Transplant glomerulopathy (TG) is a common glomerular lesion observed after kidney transplantation and a well-known contributing factor for allograft loss. However, overlapping pathways, associated etiologies and clinical courses have not been addressed at a population level.

Methods

All consecutive kidney transplant recipients from 3 referral centers from France and 1 in Canada with a diagnosis of TG (Banff cg score≥1) in biopsies performed between January 2004 and January 2014 were included and assessed by light microscopy, immunohistochemistry, immunofluorescence and electron microscopy.

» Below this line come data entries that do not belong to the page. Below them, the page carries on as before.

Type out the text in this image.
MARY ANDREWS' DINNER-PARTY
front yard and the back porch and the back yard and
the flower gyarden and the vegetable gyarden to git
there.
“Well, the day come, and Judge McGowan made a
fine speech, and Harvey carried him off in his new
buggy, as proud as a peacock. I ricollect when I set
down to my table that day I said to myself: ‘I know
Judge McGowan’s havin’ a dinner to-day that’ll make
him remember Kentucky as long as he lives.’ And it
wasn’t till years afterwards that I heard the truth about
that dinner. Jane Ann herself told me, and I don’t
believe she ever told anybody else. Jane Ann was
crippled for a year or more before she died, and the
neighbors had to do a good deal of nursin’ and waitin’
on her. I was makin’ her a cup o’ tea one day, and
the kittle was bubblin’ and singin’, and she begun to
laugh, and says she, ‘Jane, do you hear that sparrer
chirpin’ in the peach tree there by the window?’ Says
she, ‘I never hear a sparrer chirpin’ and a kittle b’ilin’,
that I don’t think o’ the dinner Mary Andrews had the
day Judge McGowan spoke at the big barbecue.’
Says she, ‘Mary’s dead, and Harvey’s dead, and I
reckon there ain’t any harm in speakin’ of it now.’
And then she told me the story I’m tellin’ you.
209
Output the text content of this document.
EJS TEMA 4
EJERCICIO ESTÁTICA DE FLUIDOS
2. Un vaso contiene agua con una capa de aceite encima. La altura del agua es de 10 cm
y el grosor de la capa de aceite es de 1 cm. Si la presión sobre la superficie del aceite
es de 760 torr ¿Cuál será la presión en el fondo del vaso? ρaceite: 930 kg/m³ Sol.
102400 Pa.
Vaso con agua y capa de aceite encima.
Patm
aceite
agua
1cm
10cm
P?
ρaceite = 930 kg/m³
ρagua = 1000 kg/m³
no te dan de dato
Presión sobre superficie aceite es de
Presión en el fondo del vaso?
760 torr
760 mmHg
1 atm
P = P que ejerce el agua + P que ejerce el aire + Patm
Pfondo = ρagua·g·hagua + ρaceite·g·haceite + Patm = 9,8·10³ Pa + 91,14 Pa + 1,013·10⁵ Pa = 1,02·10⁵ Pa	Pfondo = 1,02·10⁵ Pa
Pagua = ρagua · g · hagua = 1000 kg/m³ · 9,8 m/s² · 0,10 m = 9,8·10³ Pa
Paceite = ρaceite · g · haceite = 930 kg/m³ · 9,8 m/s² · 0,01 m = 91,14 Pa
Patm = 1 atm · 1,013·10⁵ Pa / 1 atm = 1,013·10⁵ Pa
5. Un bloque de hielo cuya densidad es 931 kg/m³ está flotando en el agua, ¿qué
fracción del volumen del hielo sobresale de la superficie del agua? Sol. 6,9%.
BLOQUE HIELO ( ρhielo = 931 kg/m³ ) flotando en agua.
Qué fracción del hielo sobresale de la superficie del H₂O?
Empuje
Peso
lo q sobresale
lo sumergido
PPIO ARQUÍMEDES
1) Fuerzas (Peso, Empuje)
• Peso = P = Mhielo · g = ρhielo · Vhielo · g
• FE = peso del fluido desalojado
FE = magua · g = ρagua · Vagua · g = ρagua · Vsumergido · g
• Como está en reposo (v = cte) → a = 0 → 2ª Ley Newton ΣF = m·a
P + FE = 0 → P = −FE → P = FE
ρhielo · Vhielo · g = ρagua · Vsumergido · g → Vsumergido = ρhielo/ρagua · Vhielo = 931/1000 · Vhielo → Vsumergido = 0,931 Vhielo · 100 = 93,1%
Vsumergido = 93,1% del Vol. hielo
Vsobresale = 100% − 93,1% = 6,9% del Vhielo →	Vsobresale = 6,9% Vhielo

All patients underwent circulating anti-HLA donor-specific antibodies testing at the time of TG diagnosis.

Results

Among the 8,207 post-transplant allograft biopsies performed during the inclusion period in the 4 centers, 552 presented with TG (incidence of 6.7%).The median time to TG diagnosis post-transplant was 33.18 months (IQR: 12.12 – 78.72 months). Kidney allograft survival rates after TG diagnosis were 69.4%, 57.1%, 43.3% and 25.5% at 3, 5, 7 and 10 years, respectively. Unsupervised learning method integrating clinical, functional, immunological and histological parameters revealed 5 TG archetypes characterized by distinct features, and associated etiologies. The 5 TG archetypes unraveled distinct allograft survival profiles with incremental 5-year allograft loss rates between archetypes (Fig 1).

Conclusion

A probabilistic data-driven archetypical approach applied in a large well defined multicentric cohort, refines the diagnostic and prognostic features associated with TG, reducting heterogeneity, which might help improving disease characterization and individual patient risk stratification, opening avenues for an archetype-based strategy for TG treatment.

Figure 1: Kidney allograft survival after TG diagnosis overall (A) and archetype-based (B). The overall difference between the five archetypes was significant (p-value<0.0001).